Interview prompts you should be ready for

  1. When would you put a queue between two services, and when would a synchronous call be better? (senior answer: queue when the work is derived/deferrable and you want spike absorption, independent scaling, or fan-out, and the caller doesn't need the result inline. Stay synchronous when the caller needs the answer to proceed, or when the added eventual-consistency + extra-component cost isn't justified — don't queue a read that must return data.)
  2. Kafka vs. SQS/RabbitMQ — pick one and defend it. (senior answer: log vs. queue. Kafka if you need replay, multiple independent consumer groups, per-key ordering at scale, or an audit/event-sourcing stream. A task queue if it's "run this job once," no replay, single reader — you get visibility timeouts and DLQs with far less operational weight.)
  3. How does ordering work in Kafka, and how many consumers can actually run in parallel? (senior answer: ordering is per-partition only, never global; one partition → at most one consumer per group, so max parallelism = partition count. Key-based partitioning gives per-key order. The eleventh consumer on a ten-partition topic is idle.)
  4. Can you guarantee exactly-once delivery? (senior answer: no — exactly-once delivery across a network is a myth; you can't atomically commit a send and a remote side-effect.
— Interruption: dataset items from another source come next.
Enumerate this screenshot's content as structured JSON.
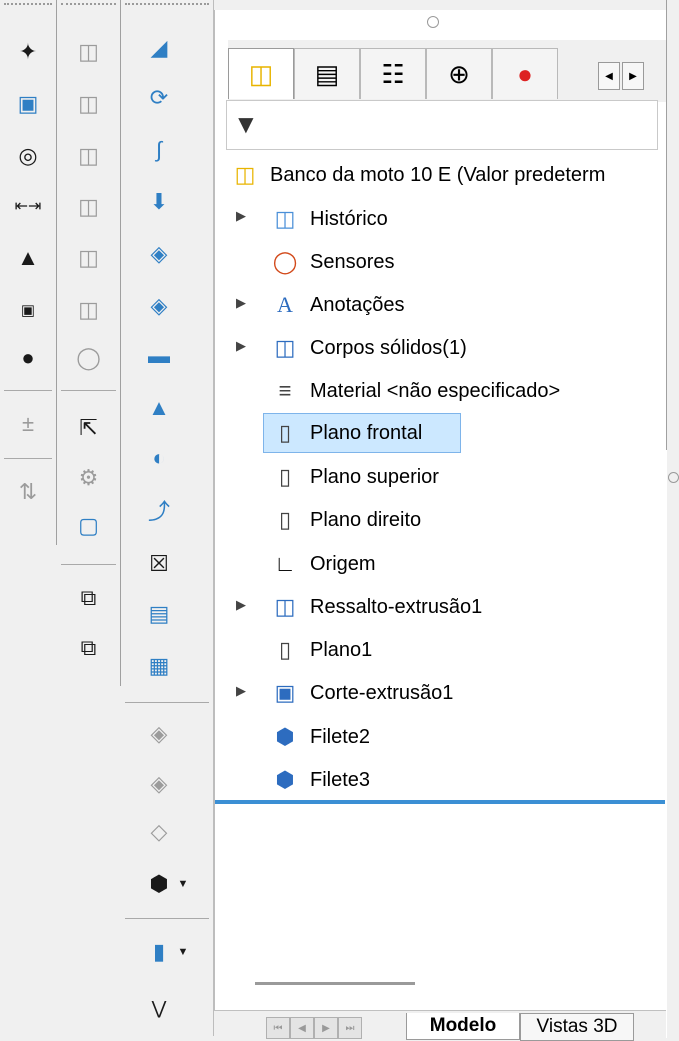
{
  "tabs": [
    "feature-manager",
    "property-manager",
    "configuration-manager",
    "dimxpert-manager",
    "display-manager"
  ],
  "tree": {
    "root": "Banco da moto 10 E  (Valor predeterm",
    "items": [
      {
        "label": "Histórico",
        "expandable": true
      },
      {
        "label": "Sensores",
        "expandable": false
      },
      {
        "label": "Anotações",
        "expandable": true
      },
      {
        "label": "Corpos sólidos(1)",
        "expandable": true
      },
      {
        "label": "Material <não especificado>",
        "expandable": false
      },
      {
        "label": "Plano frontal",
        "expandable": false,
        "selected": true
      },
      {
        "label": "Plano superior",
        "expandable": false
      },
      {
        "label": "Plano direito",
        "expandable": false
      },
      {
        "label": "Origem",
        "expandable": false
      },
      {
        "label": "Ressalto-extrusão1",
        "expandable": true
      },
      {
        "label": "Plano1",
        "expandable": false
      },
      {
        "label": "Corte-extrusão1",
        "expandable": true
      },
      {
        "label": "Filete2",
        "expandable": false
      },
      {
        "label": "Filete3",
        "expandable": false
      }
    ]
  },
  "bottom_tabs": {
    "model": "Modelo",
    "views3d": "Vistas 3D"
  },
  "toolbar_icons": {
    "col1": [
      "smart-dimension-icon",
      "ordinate-dimension-icon",
      "baseline-dimension-icon",
      "chain-dimension-icon",
      "datum-icon",
      "tolerance-icon",
      "pattern-icon",
      "show-tolerance-icon",
      "auto-dimension-icon"
    ],
    "col2": [
      "cube-icon-1",
      "cube-icon-2",
      "cube-icon-3",
      "cube-icon-4",
      "cube-icon-5",
      "cube-icon-6",
      "cube-icon-7",
      "select-tool-icon",
      "wrench-icon",
      "display-icon",
      "copy-icon",
      "paste-icon"
    ],
    "col3": [
      "extrude-boss-icon",
      "revolve-icon",
      "sweep-icon",
      "extrude-cut-icon",
      "loft-icon",
      "surface-icon",
      "plane-surface-icon",
      "fill-icon",
      "shell-icon",
      "bend-icon",
      "delete-face-icon",
      "thicken-icon",
      "knit-icon",
      "mirror-icon-1",
      "mirror-icon-2",
      "mirror-icon-3",
      "fillet-dropdown-icon",
      "reference-geometry-icon",
      "more-chevron-icon"
    ]
  }
}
Use at-least-once + idempotent consumer (dedup key, upsert, or transactional offset commit) to get exactly-once processing. Kafka's "exactly-once" is internal to Kafka and doesn't cover your external DB.)
  5. Your consumer just got a 10× duplicate redelivery storm. Why, and how is your system unharmed? (senior answer: at-least-once redelivers when an ack is lost — rebalance, timeout, crash between side-effect and ack. Unharmed because every handler is idempotent: dedup on a stable message_id, or operations are naturally idempotent (set/upsert), so reprocessing is a no-op.)
  6. Consumer lag is climbing steadily. Walk me through diagnosis and fixes. (senior answer: rising lag = capacity < arrival. Check if all partitions have a consumer (idle members mean you're partition-capped → add partitions); check per-message latency for a slow dependency or a poison message stuck on a partition; then scale consumers up to partition count, speed up the handler, or shed load. Making the buffer bigger fixes nothing.)
  7. What's a dead-letter queue and why does it matter for a partitioned log? (senior answer: a poison message that always fails gets redelivered forever and blocks its partition's offset, stalling everything behind it. After N retries, route it to a DLQ so the partition advances; alert on DLQ depth and inspect offline.)
  8. How do you apply backpressure when producers outrun consumers? (senior answer: bounded queue with shed/reject (429) or producer flow control — propagate the pressure to the source. The anti-pattern is an unbounded buffer that converts an over-capacity condition into silently rising latency. A queue absorbs spikes; it cannot fix a sustained deficit.)
Takeaway

A broker decouples producer and callee in time — that's the whole game, and everything else is a consequence. Choose a queue for "do this task once," a log for replayable, multi-subscriber, per-key-ordered streams. Remember the ceilings: in a log, max parallelism = partition count and order is per-partition only. Assume at-least-once and make consumers idempotent — exactly-once delivery is a myth, exactly-once processing is the goal. And watch lag: a queue absorbs spikes but cannot fix a sustained capacity deficit; an unbounded buffer just hides the failure until latency goes to ∞.